Véritable prouesse d’ingénierie, Expo 67 s’est tenue au beau milieu du fleuve Saint-Laurent. « Pour y arriver, on a fabriqué des îles dans le fleuve, en grande partie avec les déblais des tunnels creusés pour construire le métro », explique-t-elle.

Onze mois plus tard, l’équivalent de treize stades olympiques de mètres cubes de roc avait permis de créer artificiellement l’île Notre-Dame.
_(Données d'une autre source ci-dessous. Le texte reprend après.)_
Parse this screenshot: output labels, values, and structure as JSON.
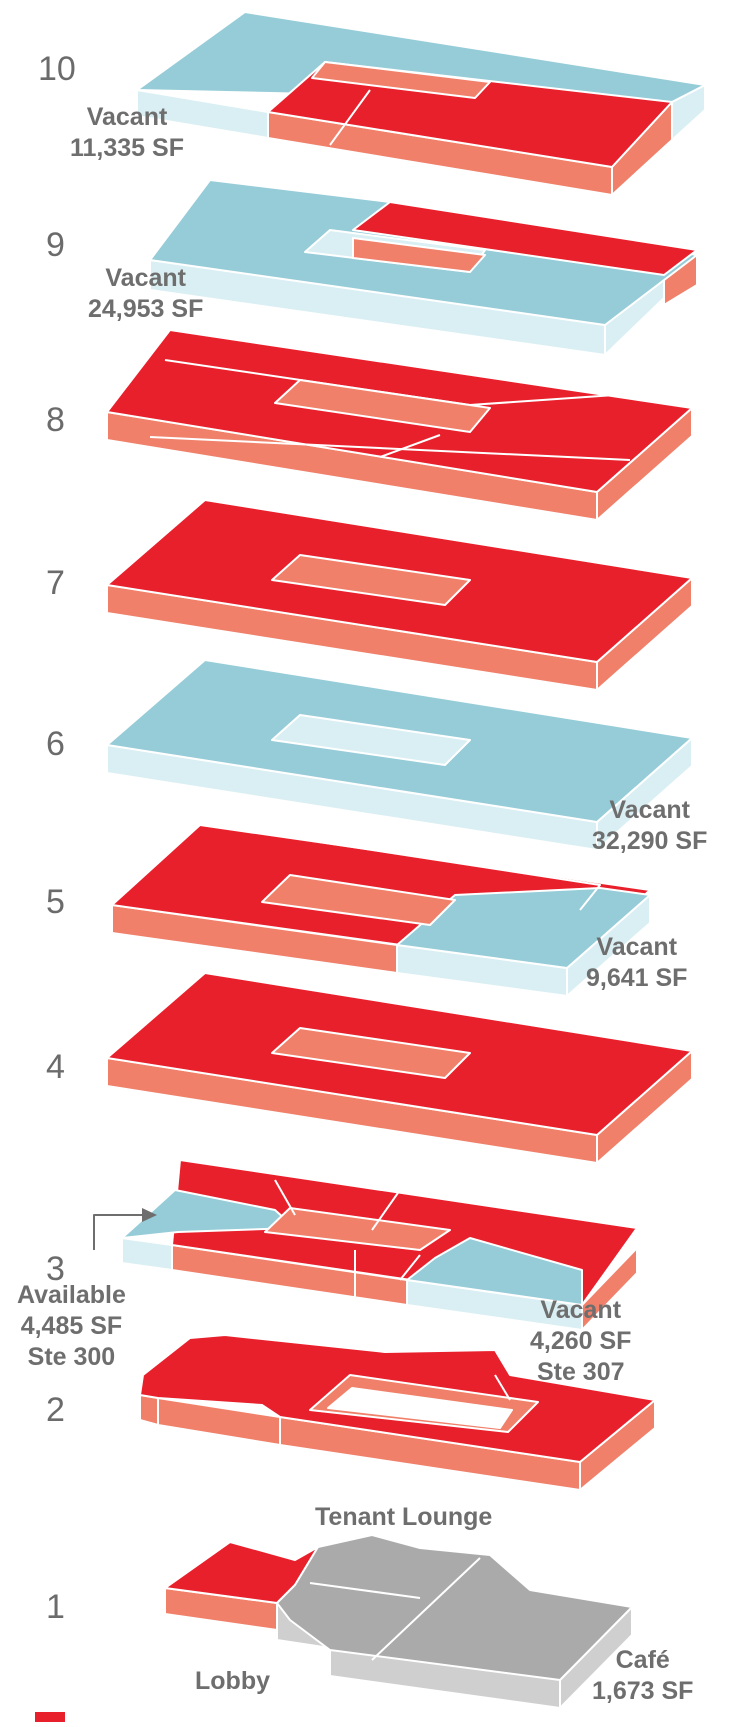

Rien n’était trop beau pour cet événement, à un point tel qu’on a aussi eu la mauvaise idée de chasser les mannes qui nuiraient aux touristes l’été en déversant un produit chimique, le DTT, dans l’eau. « Cela a eu pour effet de détruire le bar rayé, qui s’est heureusement rétabli par la suite, déplore-t-elle. La compréhension du rôle des ingénieurs a évolué au fil des années, et à cette époque, on a agi un peu comme des apprentis sorciers. »

En effet, il a fallu attendre le tournant des années 1970, et l’adoption de la Loi sur la qualité de l’environnement, pour que leur travail soit envisagé de façon pluridisciplinaire. Ce sont, par exemple, durant ces années que le cours Génie sanitaire a changé de nom pour Génie de l’environnement à Polytechnique.

« Les ingénieurs civils s’étaient jusqu’alors chargés de fournir de l’eau potable à la population et d’éliminer les nuisances, mais on a ensuite compris qu’il fallait avoir une vision beaucoup plus élargie de l’environnement, en incluant d’autres champs à la pratique pour le voir dans son ensemble », explique-t-elle.

Le CSeries

 

En 2004, Bombardier annonçait la création du CSeries, un avion qui avait pour aspiration de concurrencer les grands comme Boeing et Airbus.

« C’est le seul avion dans les 25 dernières années qui fut conçu à partir de zéro, précise Augustin Brais, directeur des partenariats et de l’infrastructure de recherche à Polytechnique. Il comprend toutes les plus récentes technologies. »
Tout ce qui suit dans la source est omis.